The Dependent Contractor: A Missing Piece in the SITA Test and the Definition of Employee in the LRA
Author Tumo C Maloka & Chuks Okpaluba
ISSN: 2413-9874
Affiliations: Associate Professor, School of Law, University of Limpopo; Professor and Research Fellow, Centre for Human Rights, University of Free State
Source: Industrial Law Journal, Volume 42 Issue 2, 2021, p. 709 – 727
Abstract
A missing piece of the puzzle in the three-fold SITA test for determining the existence of an employment relationship as well as a lacuna in the statutory definition of an ‘employee’ in s 213 of the Labour Relations Act 66 of 1995 (LRA) have arguably failed to receive sufficient scholarly, judicial and legislative attention.
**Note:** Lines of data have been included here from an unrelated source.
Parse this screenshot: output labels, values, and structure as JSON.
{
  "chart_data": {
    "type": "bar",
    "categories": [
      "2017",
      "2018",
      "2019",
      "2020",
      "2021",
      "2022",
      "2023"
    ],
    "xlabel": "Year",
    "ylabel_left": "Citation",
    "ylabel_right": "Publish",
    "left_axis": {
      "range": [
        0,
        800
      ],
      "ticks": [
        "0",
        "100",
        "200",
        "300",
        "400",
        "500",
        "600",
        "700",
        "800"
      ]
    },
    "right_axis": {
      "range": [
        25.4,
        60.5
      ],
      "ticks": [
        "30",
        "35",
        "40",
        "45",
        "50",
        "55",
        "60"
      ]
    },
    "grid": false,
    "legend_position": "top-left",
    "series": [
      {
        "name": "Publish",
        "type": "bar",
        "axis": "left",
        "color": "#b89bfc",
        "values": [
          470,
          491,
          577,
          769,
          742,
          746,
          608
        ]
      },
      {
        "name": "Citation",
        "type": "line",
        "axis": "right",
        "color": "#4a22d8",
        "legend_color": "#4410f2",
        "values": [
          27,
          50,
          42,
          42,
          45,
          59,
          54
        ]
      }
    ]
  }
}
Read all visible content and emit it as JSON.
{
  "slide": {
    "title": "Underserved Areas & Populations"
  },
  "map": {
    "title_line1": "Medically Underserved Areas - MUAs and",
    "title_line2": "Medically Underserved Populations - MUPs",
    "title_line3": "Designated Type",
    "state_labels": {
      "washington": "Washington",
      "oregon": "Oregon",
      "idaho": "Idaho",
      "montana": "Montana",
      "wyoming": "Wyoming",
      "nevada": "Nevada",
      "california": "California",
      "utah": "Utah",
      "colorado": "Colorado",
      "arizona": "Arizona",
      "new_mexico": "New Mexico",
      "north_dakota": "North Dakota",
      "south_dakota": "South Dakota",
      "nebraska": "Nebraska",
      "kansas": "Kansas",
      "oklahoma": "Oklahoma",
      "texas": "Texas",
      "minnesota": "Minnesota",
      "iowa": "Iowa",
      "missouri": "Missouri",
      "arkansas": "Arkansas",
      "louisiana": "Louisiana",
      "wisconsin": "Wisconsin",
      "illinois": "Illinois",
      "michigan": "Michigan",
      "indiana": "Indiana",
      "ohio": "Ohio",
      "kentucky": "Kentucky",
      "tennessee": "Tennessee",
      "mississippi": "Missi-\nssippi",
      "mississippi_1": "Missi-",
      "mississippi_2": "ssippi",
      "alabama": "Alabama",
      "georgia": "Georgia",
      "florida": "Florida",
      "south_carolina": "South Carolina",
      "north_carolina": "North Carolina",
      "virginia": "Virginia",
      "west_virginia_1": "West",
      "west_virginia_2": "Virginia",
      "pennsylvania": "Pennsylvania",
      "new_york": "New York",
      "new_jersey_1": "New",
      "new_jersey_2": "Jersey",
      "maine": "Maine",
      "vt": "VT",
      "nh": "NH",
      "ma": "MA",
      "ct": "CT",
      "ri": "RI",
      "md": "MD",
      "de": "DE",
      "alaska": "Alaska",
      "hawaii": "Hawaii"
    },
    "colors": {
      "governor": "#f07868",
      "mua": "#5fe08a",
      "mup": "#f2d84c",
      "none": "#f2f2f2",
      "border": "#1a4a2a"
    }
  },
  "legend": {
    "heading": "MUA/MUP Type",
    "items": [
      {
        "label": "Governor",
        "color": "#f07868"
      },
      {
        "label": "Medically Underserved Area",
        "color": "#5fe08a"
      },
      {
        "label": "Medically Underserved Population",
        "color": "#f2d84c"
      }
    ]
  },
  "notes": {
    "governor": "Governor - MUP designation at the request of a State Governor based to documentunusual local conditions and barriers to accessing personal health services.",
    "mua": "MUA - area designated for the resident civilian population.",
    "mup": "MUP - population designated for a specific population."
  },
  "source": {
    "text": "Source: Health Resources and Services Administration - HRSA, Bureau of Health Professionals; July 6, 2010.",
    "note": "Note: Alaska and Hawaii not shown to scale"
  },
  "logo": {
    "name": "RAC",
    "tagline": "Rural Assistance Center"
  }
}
The three-fold SITA test refined by Benjamin and endorsed by judicial practitioners draws attention to the importance of distinguishing personal dependence from economic dependence. The absence of a dependent contractor category in the LRA renders the SITA test an imprecise tool for tackling the fine margins of self-employment. If the statutory definition of an ‘employee’ were amended to include a ‘dependent contractor’, protection would be extended to persons who have some of the trappings of the independent contractor, but, in reality, are in a position of economic dependence, analogous to that of a subordinate employee. The dependent contractor category accords well with the goals of labour regulation in terms of promoting countervailing power.